For banks that are grappling with the increased pressure to tackle this issue, there are other ways to get creative with overdraft and NSF fees. Last year, PNC Financial Services Group introduced its new “Low Cash Mode” offering, which comes with the Spend account inside of PNC’s Virtual Wallet. Low Cash Mode alerts customers to a low balance in their account. It gives customers the flexibility to choose which debits get processed, and provides a grace period of 24 hours or more to address an overdraft before charging a fee.

Banks that want to keep pace with the industry and are willing to take a proactive approach need to find ways to offer more personalized solutions. 

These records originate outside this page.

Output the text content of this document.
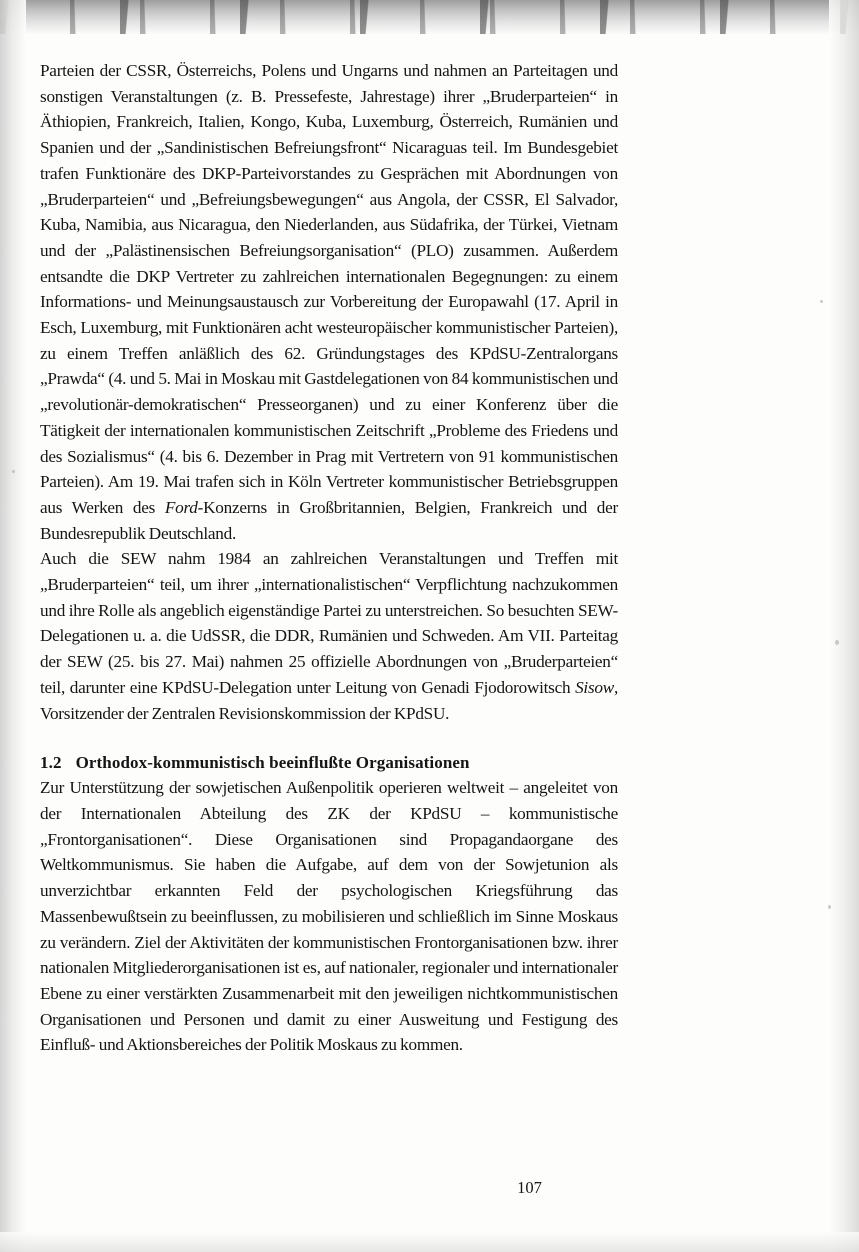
Parteien der CSSR, Österreichs, Polens und Ungarns und nahmen an Parteitagen und sonstigen Veranstaltungen (z. B. Pressefeste, Jahrestage) ihrer „Bruderparteien“ in Äthiopien, Frankreich, Italien, Kongo, Kuba, Luxemburg, Österreich, Rumänien und Spanien und der „Sandinistischen Befreiungsfront“ Nicaraguas teil. Im Bundesgebiet trafen Funktionäre des DKP-Parteivorstandes zu Gesprächen mit Abordnungen von „Bruderparteien“ und „Befreiungsbewegungen“ aus Angola, der CSSR, El Salvador, Kuba, Namibia, aus Nicaragua, den Niederlanden, aus Südafrika, der Türkei, Vietnam und der „Palästinensischen Befreiungsorganisation“ (PLO) zusammen. Außerdem entsandte die DKP Vertreter zu zahlreichen internationalen Begegnungen: zu einem Informations- und Meinungsaustausch zur Vorbereitung der Europawahl (17. April in Esch, Luxemburg, mit Funktionären acht westeuropäischer kommunistischer Parteien), zu einem Treffen anläßlich des 62. Gründungstages des KPdSU-Zentralorgans „Prawda“ (4. und 5. Mai in Moskau mit Gastdelegationen von 84 kommunistischen und „revolutionär-demokratischen“ Presseorganen) und zu einer Konferenz über die Tätigkeit der internationalen kommunistischen Zeitschrift „Probleme des Friedens und des Sozialismus“ (4. bis 6. Dezember in Prag mit Vertretern von 91 kommunistischen Parteien). Am 19. Mai trafen sich in Köln Vertreter kommunistischer Betriebsgruppen aus Werken des Ford-Konzerns in Großbritannien, Belgien, Frankreich und der Bundesrepublik Deutschland.

Auch die SEW nahm 1984 an zahlreichen Veranstaltungen und Treffen mit „Bruderparteien“ teil, um ihrer „internationalistischen“ Verpflichtung nachzukommen und ihre Rolle als angeblich eigenständige Partei zu unterstreichen. So besuchten SEW-Delegationen u. a. die UdSSR, die DDR, Rumänien und Schweden. Am VII. Parteitag der SEW (25. bis 27. Mai) nahmen 25 offizielle Abordnungen von „Bruderparteien“ teil, darunter eine KPdSU-Delegation unter Leitung von Genadi Fjodorowitsch Sisow, Vorsitzender der Zentralen Revisionskommission der KPdSU.

1.2 Orthodox-kommunistisch beeinflußte Organisationen

Zur Unterstützung der sowjetischen Außenpolitik operieren weltweit – angeleitet von der Internationalen Abteilung des ZK der KPdSU – kommunistische „Frontorganisationen“. Diese Organisationen sind Propagandaorgane des Weltkommunismus. Sie haben die Aufgabe, auf dem von der Sowjetunion als unverzichtbar erkannten Feld der psychologischen Kriegsführung das Massenbewußtsein zu beeinflussen, zu mobilisieren und schließlich im Sinne Moskaus zu verändern. Ziel der Aktivitäten der kommunistischen Frontorganisationen bzw. ihrer nationalen Mitgliederorganisationen ist es, auf nationaler, regionaler und internationaler Ebene zu einer verstärkten Zusammenarbeit mit den jeweiligen nichtkommunistischen Organisationen und Personen und damit zu einer Ausweitung und Festigung des Einfluß- und Aktionsbereiches der Politik Moskaus zu kommen.

107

“The problem is not the overdraft fee,” says Ron Shevlin, chief research officer at Cornerstone Advisors. “It’s a liquidity management problem and it’s bigger than just overdrawing one’s account. Banks should see this as an opportunity to help customers with their specific liquidity management needs.” 

He says it’s time for the industry to move away from viewing overdrafts as a product and start thinking of it as a solutions-based service that can be personalized to a customer’s unique needs.

  • Bank Director Vice President of Research Emily McCormick contributed to this report.